İsa, Celile Gölü’nün kıyısında yürürken Petrus diye de anılan Simun’la kardeşi Andreas’ı gördü. Balıkçı olan bu iki kardeş göle ağ atıyorlardı. Onlara, “Ardımdan gelin” dedi, “Sizleri insan tutan balıkçılar yapacağım.” Onlar da hemen ağlarını bırakıp O’nun ardından gittiler. (Matta 4:18-20)
Hiç düşündün mü? İsa’nın planı aslında biraz tuhaf görünmüyor mu?
O tam olarak insan ve tam olarak Tanrı’dır. Tam anlamıyla kudret sahibidir ve istediği mucizeyi gerçekleştirebilir. Tasarılarını gerçekleştirmek için insanların yardımına kesinlikle ihtiyacı yoktur. Ama yine de, konu Tanrı halkını günahın, ölümün ve şeytanın köleliğinden kurtarmak olunca ne yapıyor? Sıradan insanları yardımcıları olarak belirliyor.
Bu insanlar gerçekten de sıradan mı sıradan! Birkaç balıkçı. Bir vergi toplayıcısı. Bir milis. Daha sonraları bir çadırcı. Sonra yarı Yunanlı yarı Yahudi bir genç adam. Mor boya satan bir kadın. Bir köle.
Tanrı’nın halkını karanlıktan aydınlığa çıkarırken kendine yardımcı olarak seçtiği insanlar bunlardır. Senin benim gibi insanlar. Pavlus’un dediği gibi: “Kardeşlerim, aldığınız çağrıyı düşünün. Birçoğunuz insan ölçülerine göre bilge, güçlü ya da soylu kişiler değildiniz” (1.Korintliler 1:26). Ama yine de Tanrı, seni çocuğu olarak seçti. Sen O’nun Oğlu olan Kurtarıcı’n İsa’ya inandın. O’nun seni kendi yaşamı, ölümü ve dirilişi yoluyla kurtardığına iman ettin. Şimdi de Tanrı, bu öyküyü senin kadar sıradan insanlara anlatman için seni seçmiş bulunuyor.

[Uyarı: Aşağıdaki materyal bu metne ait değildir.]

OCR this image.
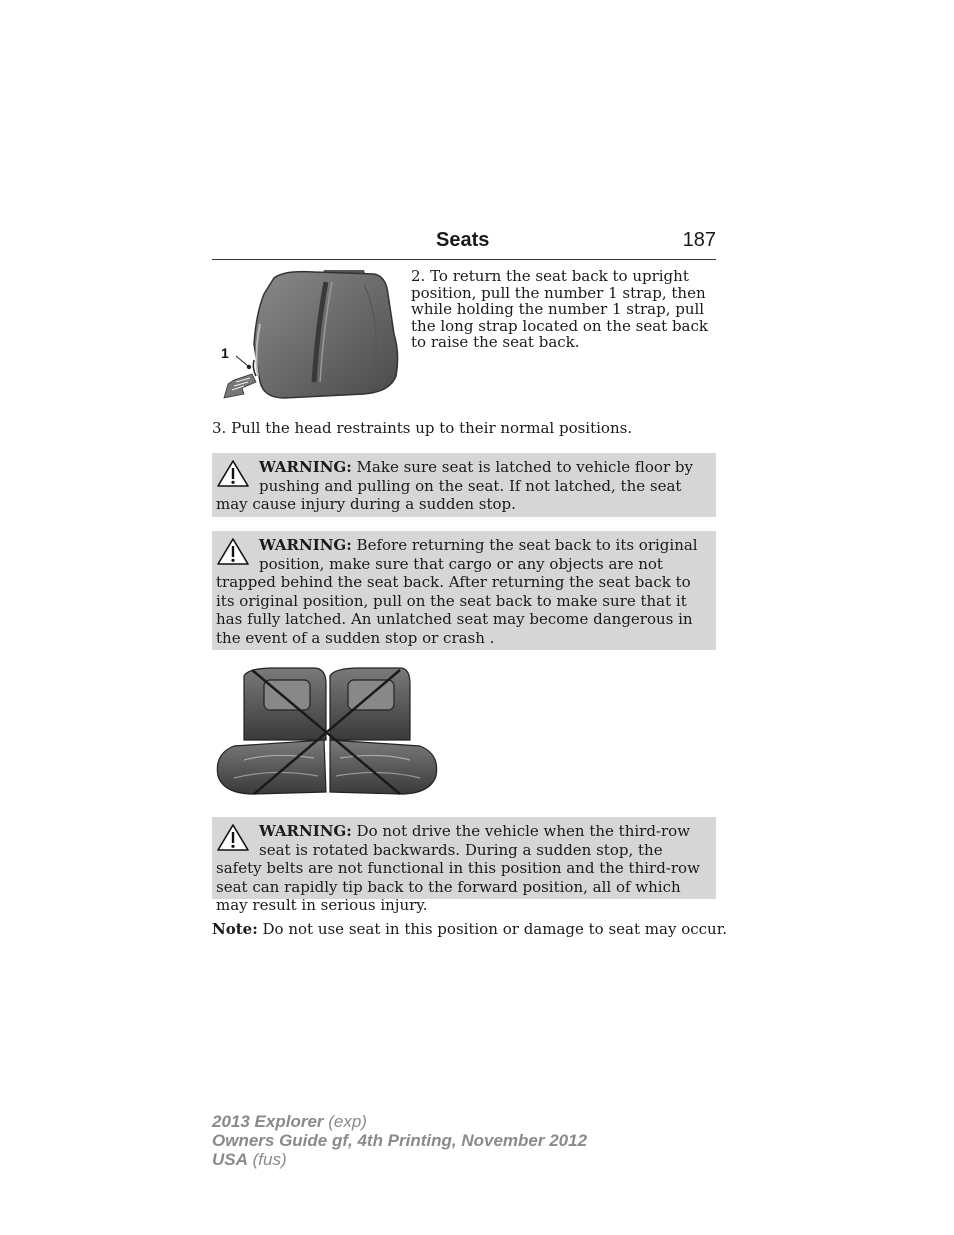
Seats	187
1
2. To return the seat back to upright position, pull the number 1 strap, then while holding the number 1 strap, pull the long strap located on the seat back to raise the seat back.
3. Pull the head restraints up to their normal positions.
WARNING: Make sure seat is latched to vehicle floor by pushing and pulling on the seat. If not latched, the seat may cause injury during a sudden stop.
WARNING: Before returning the seat back to its original position, make sure that cargo or any objects are not trapped behind the seat back. After returning the seat back to its original position, pull on the seat back to make sure that it has fully latched. An unlatched seat may become dangerous in the event of a sudden stop or crash .
WARNING: Do not drive the vehicle when the third-row seat is rotated backwards. During a sudden stop, the safety belts are not functional in this position and the third-row seat can rapidly tip back to the forward position, all of which may result in serious injury.
Note: Do not use seat in this position or damage to seat may occur.
2013 Explorer (exp)
Owners Guide gf, 4th Printing, November 2012
USA (fus)
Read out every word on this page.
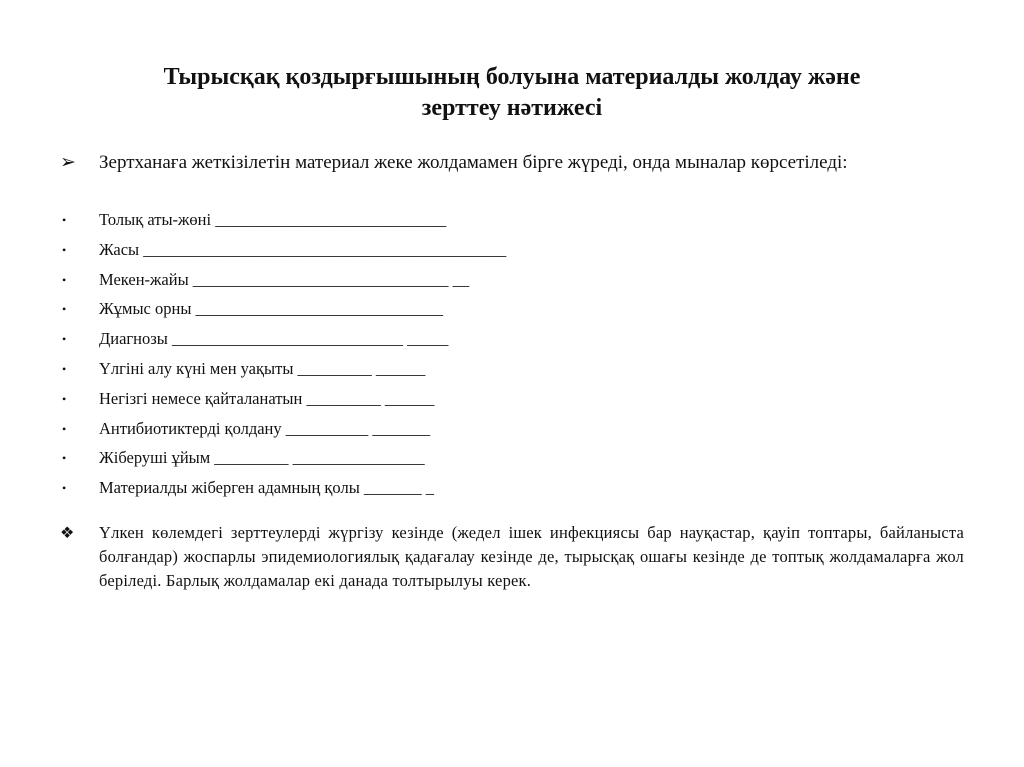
Тырысқақ қоздырғышының болуына материалды жолдау және
зерттеу нәтижесі
➢ Зертханаға жеткізілетін материал жеке жолдамамен бірге жүреді, онда мыналар көрсетіледі:
• Толық аты-жөні ____________________________
• Жасы ____________________________________________
• Мекен-жайы _______________________________ __
• Жұмыс орны ______________________________
• Диагнозы ____________________________ _____
• Үлгіні алу күні мен уақыты _________ ______
• Негізгі немесе қайталанатын _________ ______
• Антибиотиктерді қолдану __________ _______
• Жіберуші ұйым _________ ________________
• Материалды жіберген адамның қолы _______ _
❖ Үлкен көлемдегі зерттеулерді жүргізу кезінде (жедел ішек инфекциясы бар науқастар, қауіп топтары, байланыста болғандар) жоспарлы эпидемиологиялық қадағалау кезінде де, тырысқақ ошағы кезінде де топтық жолдамаларға жол беріледі. Барлық жолдамалар екі данада толтырылуы керек.
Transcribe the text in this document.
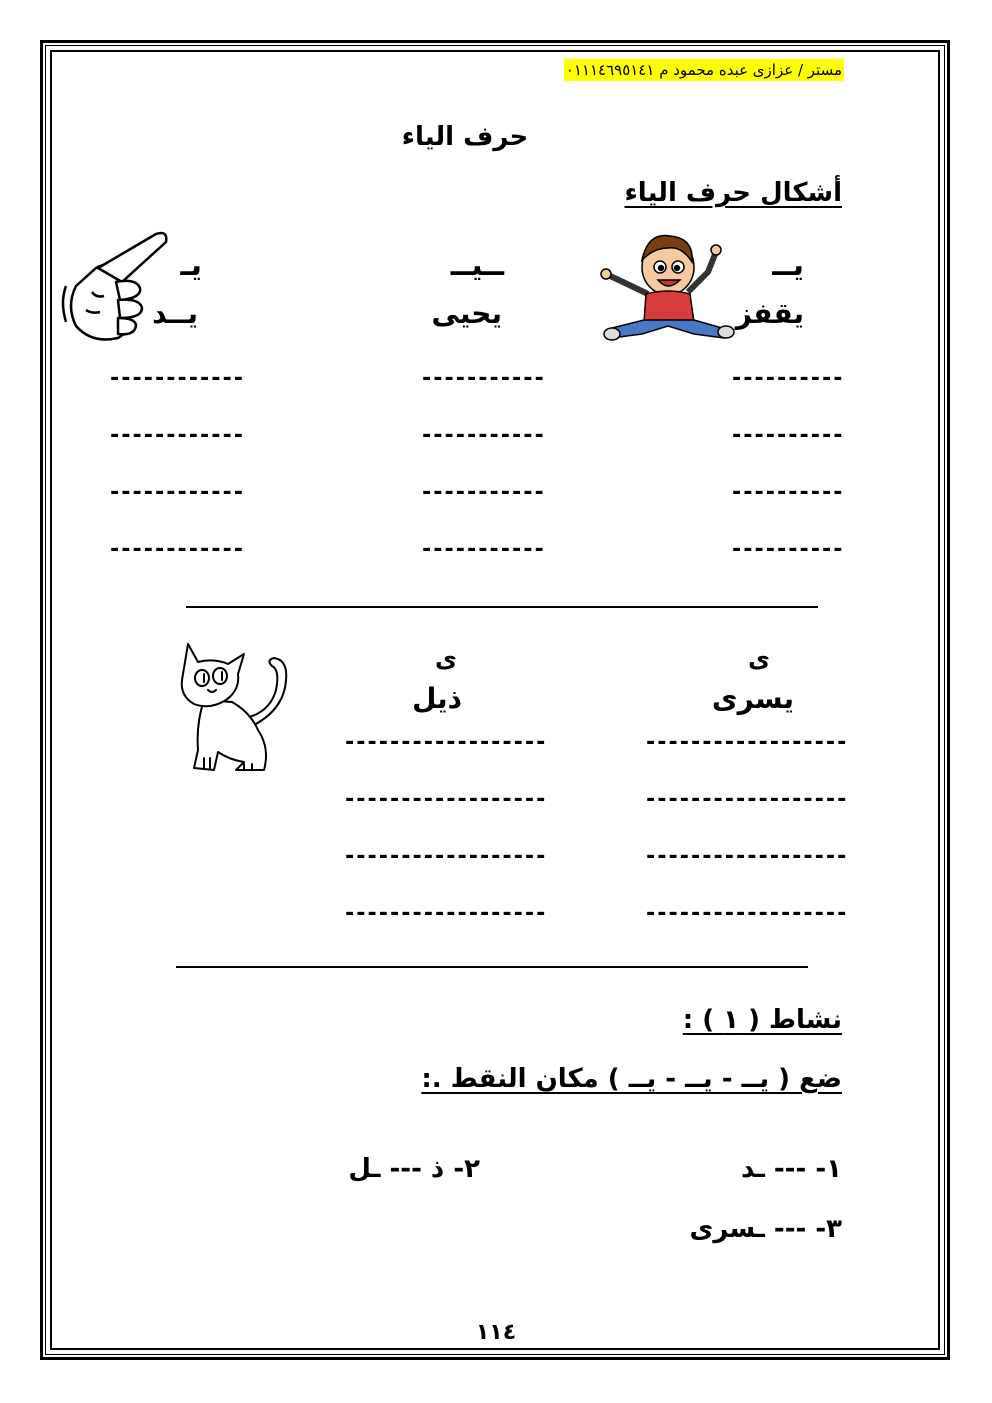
مستر / عزازى عبده محمود م ٠١١١٤٦٩٥١٤١
حرف الياء
أشكال حرف الياء
يــ
يقفز
ــيــ
يحيى
يـ
يــد
----------
-----------
------------
----------
-----------
------------
----------
-----------
------------
----------
-----------
------------
ى
يسرى
ى
ذيل
------------------
------------------
------------------
------------------
------------------
------------------
------------------
------------------
نشاط ( ١ ) :
ضع ( يــ - يــ - يــ ) مكان النقط .:
١- --- ـد
٢- ذ --- ـل
٣- --- ـسرى
١١٤
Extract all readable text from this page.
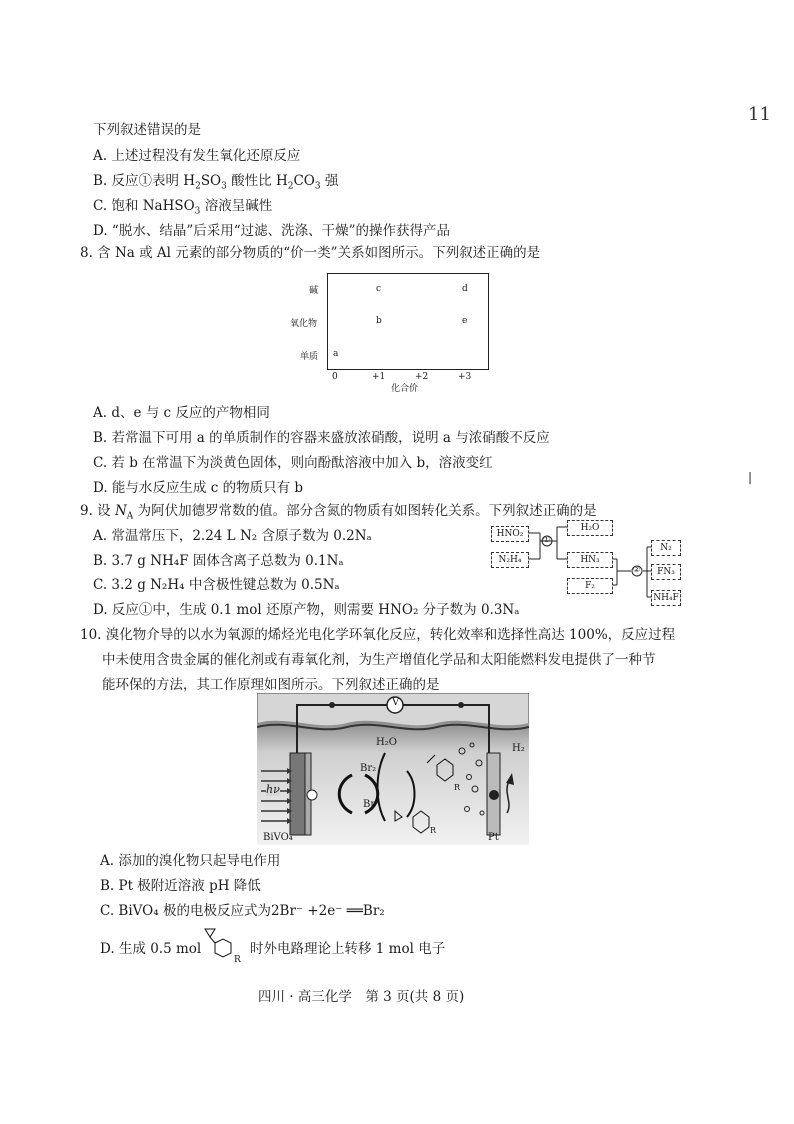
11
|
下列叙述错误的是
A. 上述过程没有发生氧化还原反应
B. 反应①表明 $H_2SO_3$ 酸性比 $H_2CO_3$ 强
C. 饱和 NaHSO$_3$ 溶液呈碱性
D. “脱水、结晶”后采用“过滤、洗涤、干燥”的操作获得产品
8. 含 Na 或 Al 元素的部分物质的“价一类”关系如图所示。下列叙述正确的是
碱
氧化物
单质 a
b
c	d
e
0	+1	+2	+3
化合价
A. d、e 与 c 反应的产物相同
B. 若常温下可用 a 的单质制作的容器来盛放浓硝酸，说明 a 与浓硝酸不反应
C. 若 b 在常温下为淡黄色固体，则向酚酞溶液中加入 b，溶液变红
D. 能与水反应生成 c 的物质只有 b
9. 设 $N_A$ 为阿伏加德罗常数的值。部分含氮的物质有如图转化关系。下列叙述正确的是
A. 常温常压下，2.24 L N₂ 含原子数为 0.2Nₐ
B. 3.7 g NH₄F 固体含离子总数为 0.1Nₐ
C. 3.2 g N₂H₄ 中含极性键总数为 0.5Nₐ
D. 反应①中，生成 0.1 mol 还原产物，则需要 HNO₂ 分子数为 0.3Nₐ
HNO₂
N₂H₄
①
H₂O
HN₃
F₂
②
N₂
FN₃
NH₄F
10. 溴化物介导的以水为氧源的烯烃光电化学环氧化反应，转化效率和选择性高达 100%，反应过程
中未使用含贵金属的催化剂或有毒氧化剂，为生产增值化学品和太阳能燃料发电提供了一种节
能环保的方法，其工作原理如图所示。下列叙述正确的是
V
H₂O
Br₂
Br⁻
hν
H₂
BiVO₄	Pt
R
R
A. 添加的溴化物只起导电作用
B. Pt 极附近溶液 pH 降低
C. BiVO₄ 极的电极反应式为2Br⁻ +2e⁻ ══Br₂
D. 生成 0.5 mol
R
时外电路理论上转移 1 mol 电子
四川 · 高三化学　第 3 页(共 8 页)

Dua Edelim: Sevgili Rab’bim. Lütfen bana İsa’yı çevremdeki insanlarla nasıl paylaşabileceğimi adım adım öğret. Amin.
Düşün ve Tartış
- İnsanlara işlerinde yardım etmeyi sever misin? Ne gibi işlerde yardım etmek istersin?
- Kendini sıradan biri olarak mı görürsün? Evetse neden, hayırsa neden?
- İmanını paylaşmakta en çok zorlandığın nokta nedir? Ya da en kolay bulduğun nokta?